Der Verteidiger wollte nicht glauben, dass sich der Konflikt nicht über einen längeren Zeitraum angebahnt hatte. Gewaltpotenzial wollte er aus dem Verhalten seines Mandanten dagegen nicht ableiten, vielmehr müsse dessen Alkoholproblem in den Blick gerückt werden.

Richter Edler verhängte eine Bewährungsstrafe von neun Monaten, der Mann muss zudem 50 Sozialstunden leisten. Sein Vorgehen sei „nicht erklärlich“, er habe sich hinreißen lassen. Edler wollte in seiner Begründung nicht ausschließen, dass der anhaltende Alkoholkonsum mit zu der Tat geführt haben könnte. Auch deshalb wird der 63-Jährige in den kommenden Jahren regelmäßigen Kontakt zu einem Bewährungshelfer pflegen müssen, „damit nichts entgleitet“.

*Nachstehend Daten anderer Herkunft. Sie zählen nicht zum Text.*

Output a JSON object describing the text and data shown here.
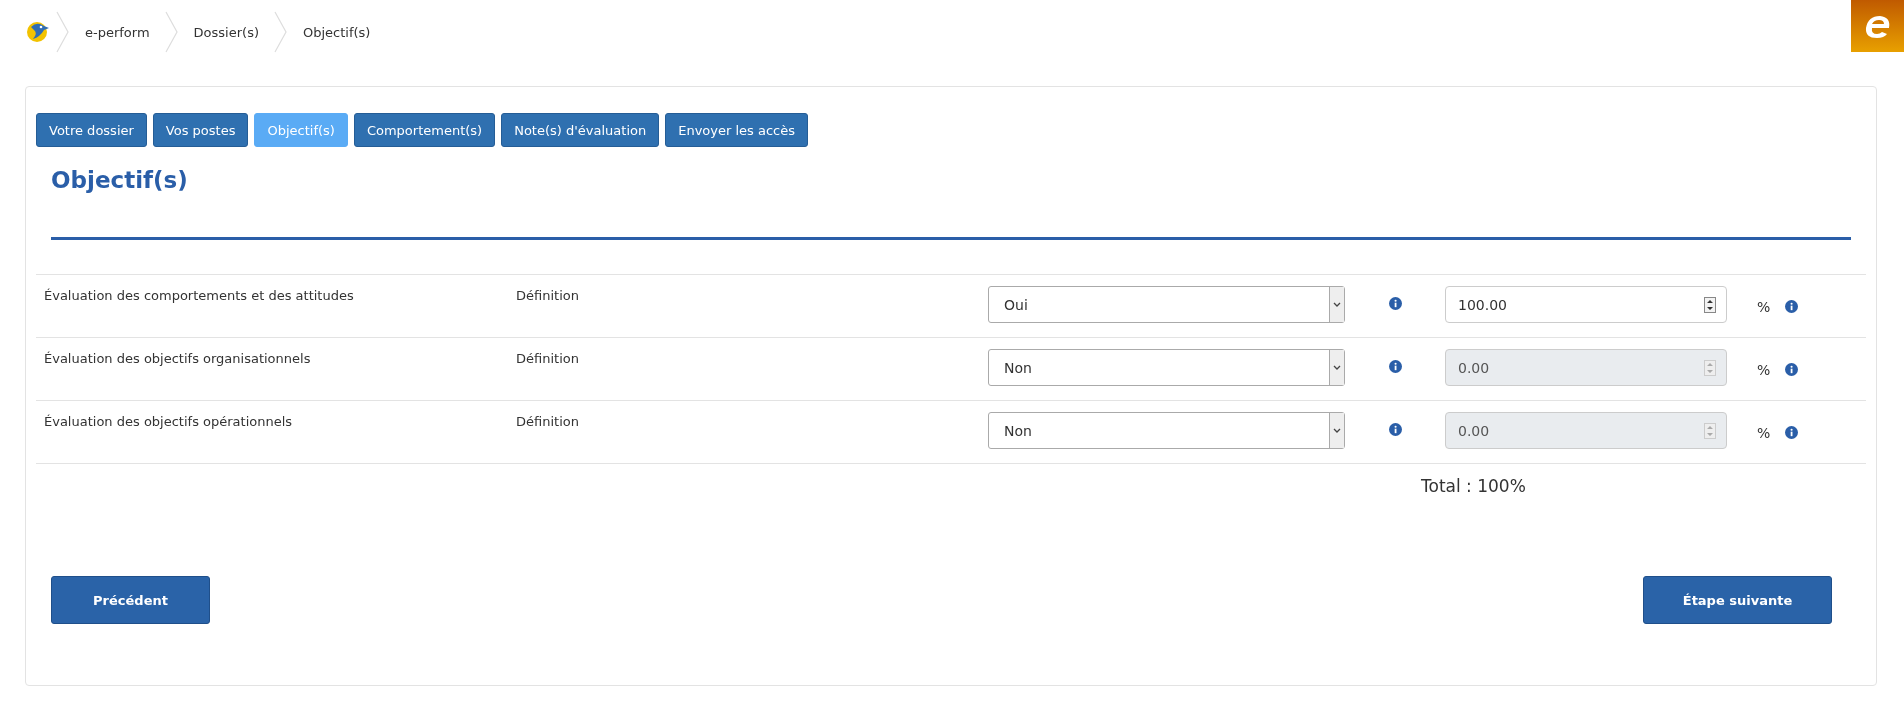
{
  "breadcrumb": [
    "e-perform",
    "Dossier(s)",
    "Objectif(s)"
  ],
  "tabs": [
    {
      "label": "Votre dossier",
      "selected": false
    },
    {
      "label": "Vos postes",
      "selected": false
    },
    {
      "label": "Objectif(s)",
      "selected": true
    },
    {
      "label": "Comportement(s)",
      "selected": false
    },
    {
      "label": "Note(s) d'évaluation",
      "selected": false
    },
    {
      "label": "Envoyer les accès",
      "selected": false
    }
  ],
  "heading": "Objectif(s)",
  "rows": [
    {
      "label": "Évaluation des comportements et des attitudes",
      "link": "Définition",
      "choice": "Oui",
      "percent": "100.00",
      "disabled": false,
      "unit": "%"
    },
    {
      "label": "Évaluation des objectifs organisationnels",
      "link": "Définition",
      "choice": "Non",
      "percent": "0.00",
      "disabled": true,
      "unit": "%"
    },
    {
      "label": "Évaluation des objectifs opérationnels",
      "link": "Définition",
      "choice": "Non",
      "percent": "0.00",
      "disabled": true,
      "unit": "%"
    }
  ],
  "total": "Total : 100%",
  "buttons": {
    "previous": "Précédent",
    "next": "Étape suivante"
  }
}
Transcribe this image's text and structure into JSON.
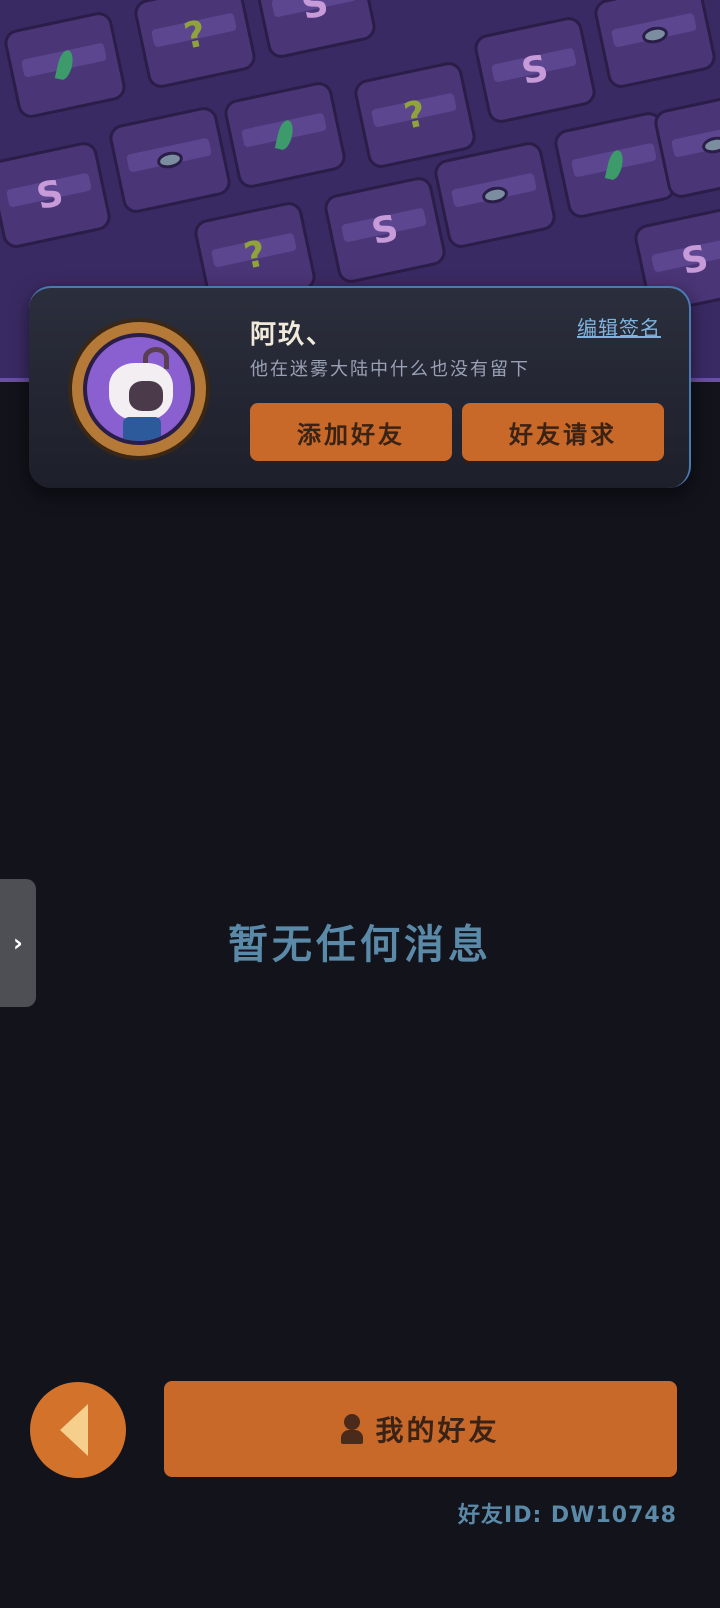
{
  "profile": {
    "username": "阿玖、",
    "edit_signature_label": "编辑签名",
    "signature": "他在迷雾大陆中什么也没有留下",
    "add_friend_label": "添加好友",
    "friend_request_label": "好友请求"
  },
  "messages": {
    "empty_text": "暂无任何消息"
  },
  "side_tab": {
    "icon_glyph": "›"
  },
  "bottom": {
    "my_friends_label": "我的好友",
    "friend_id_text": "好友ID: DW10748"
  },
  "colors": {
    "accent": "#c8692a",
    "background": "#12131b",
    "banner": "#3a2a63",
    "muted_blue": "#5a8aa8"
  },
  "banner_pattern": {
    "glyphs": [
      "S",
      "?",
      "S",
      "?",
      "S",
      "?",
      "S"
    ]
  }
}
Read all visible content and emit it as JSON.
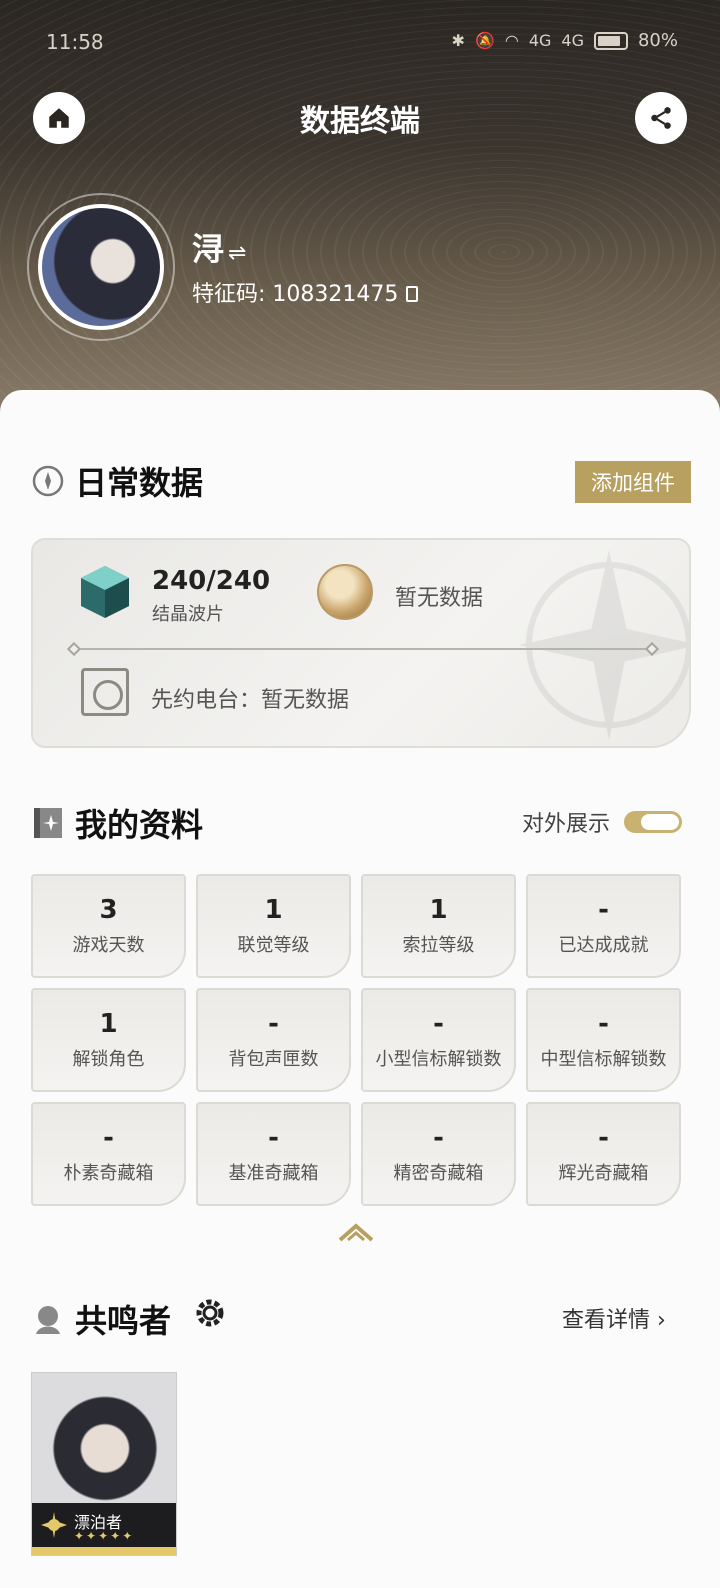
{
  "status_bar": {
    "time": "11:58",
    "battery": "80%",
    "signal_1": "4G",
    "signal_2": "4G"
  },
  "header": {
    "title": "数据终端"
  },
  "profile": {
    "name": "浔",
    "swap_glyph": "⇌",
    "code": "特征码: 108321475"
  },
  "daily": {
    "title": "日常数据",
    "add_button": "添加组件",
    "crystal_value": "240/240",
    "crystal_label": "结晶波片",
    "coin_label": "暂无数据",
    "radio_label": "先约电台：暂无数据"
  },
  "profile_section": {
    "title": "我的资料",
    "public_label": "对外展示",
    "public_on": true,
    "stats": [
      {
        "value": "3",
        "label": "游戏天数"
      },
      {
        "value": "1",
        "label": "联觉等级"
      },
      {
        "value": "1",
        "label": "索拉等级"
      },
      {
        "value": "-",
        "label": "已达成成就"
      },
      {
        "value": "1",
        "label": "解锁角色"
      },
      {
        "value": "-",
        "label": "背包声匣数"
      },
      {
        "value": "-",
        "label": "小型信标解锁数"
      },
      {
        "value": "-",
        "label": "中型信标解锁数"
      },
      {
        "value": "-",
        "label": "朴素奇藏箱"
      },
      {
        "value": "-",
        "label": "基准奇藏箱"
      },
      {
        "value": "-",
        "label": "精密奇藏箱"
      },
      {
        "value": "-",
        "label": "辉光奇藏箱"
      }
    ]
  },
  "resonators": {
    "title": "共鸣者",
    "detail_link": "查看详情 ›",
    "characters": [
      {
        "name": "漂泊者",
        "stars": "✦✦✦✦✦"
      }
    ]
  },
  "colors": {
    "accent_gold": "#b8a060",
    "toggle_gold": "#c9b26f",
    "star_gold": "#e4c86a"
  }
}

Was ist gefährliche Körperverletzung?

Als gefährliche Körperverletzung gilt ein Angriff gegen einen Menschen im Strafrecht unter anderem dann, wenn bei der Tat ein Gegenstand verwendet wird. Das kann ein Stock ebenso sein wie ein Messer oder beispielsweise Pfefferspray. Die Schwere der Verletzungen ist dabei nicht entscheidend.